We used the biological weapons test to look at the use of microfibre mops and cloths and presented the results at a British Institute of Cleaning Science awards meeting.

Standard mop head – changed 2 x per day, industrial wash 80 C (water and Sodium hypochlorite 5000 ppm?)
CFU count per cm2 start of the day: 17
CFU count after 1 hour: 217
CFU count after 2 hours: 212
CFU count when changed: 208

Microfibre mop head – changed 2 x per day, single use (water and detergent only)

CFU count per cm2 start of the day: 11
CFU count 1 hour: 1411
CFU count 2 hours: 3687
CFU count prior to bin: 2875

These results contradict some manufacturers claims that no detergents or disinfectants are necessary when using this type of material in cloths and mop heads. Similar results were found by Professor Maillard at Cardiff University. It is clear then, that detergents and disinfectants are still required to significantly reduce bioburden even when using microfibre mops and cloths.

This type of surface and skin test is very accurate and fast, however, although it shows a total live bacteria count, it does not show the bacterial species. More work needs to be done on this type of technology to improve the tests, so that they show not just total counts, but can identify species from the same sample and in the same time frame. In my first paper looking at the use of alcohol gels for hand sanitation, I showed that after 1 hour an alcohol gel increases bacterial counts on skin by 2 1⁄2 times more than soap and water alone (see my paper “Alcohol gels – more harm than good?). Unfortunately, I didn’t think to look at the species type, simply the numbers, as I had assumed that the species would remain the same. It took a TV show “The Twinstitute”, to show us all that in factthere was a species change from Staphylococcus Epidermidis, a normal skin commensal, which is not thought to be particularly pathogenic (harmful), to a highly pathogenic Bacillus that has been known to grow in alcohol, and that has killed an unknown number of patients.

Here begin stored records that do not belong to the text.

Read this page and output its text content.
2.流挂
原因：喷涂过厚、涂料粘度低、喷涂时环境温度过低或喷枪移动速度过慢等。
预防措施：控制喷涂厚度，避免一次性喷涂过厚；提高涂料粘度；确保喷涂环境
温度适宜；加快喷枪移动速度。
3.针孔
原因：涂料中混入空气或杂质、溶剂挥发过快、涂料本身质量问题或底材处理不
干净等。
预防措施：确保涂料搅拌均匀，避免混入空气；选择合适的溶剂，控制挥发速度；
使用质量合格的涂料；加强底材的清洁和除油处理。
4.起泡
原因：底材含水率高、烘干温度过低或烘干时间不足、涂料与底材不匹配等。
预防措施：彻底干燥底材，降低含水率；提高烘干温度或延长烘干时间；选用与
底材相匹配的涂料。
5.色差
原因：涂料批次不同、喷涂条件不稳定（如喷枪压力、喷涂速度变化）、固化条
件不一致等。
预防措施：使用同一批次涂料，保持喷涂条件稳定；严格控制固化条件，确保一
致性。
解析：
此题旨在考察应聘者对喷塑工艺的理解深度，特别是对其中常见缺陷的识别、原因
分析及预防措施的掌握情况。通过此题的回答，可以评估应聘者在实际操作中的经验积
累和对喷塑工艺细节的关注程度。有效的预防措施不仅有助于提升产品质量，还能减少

Once new, reliable and rapid tests are available, perhaps the results will stimulate the chemical industry to produce new disinfectants that meet the needs of healthcare. For the moment, we must stop accepting poor results from our disinfectants, and start insisting on excellent results. If we do not do this now, we may end up losing both the “cure” and the “prevention” battles to the microbes. The microbes we are trying to kill, are adapting and becoming resistant all the time, they are therefore clearly far smarter than some of the people responsible for infection prevention around the world.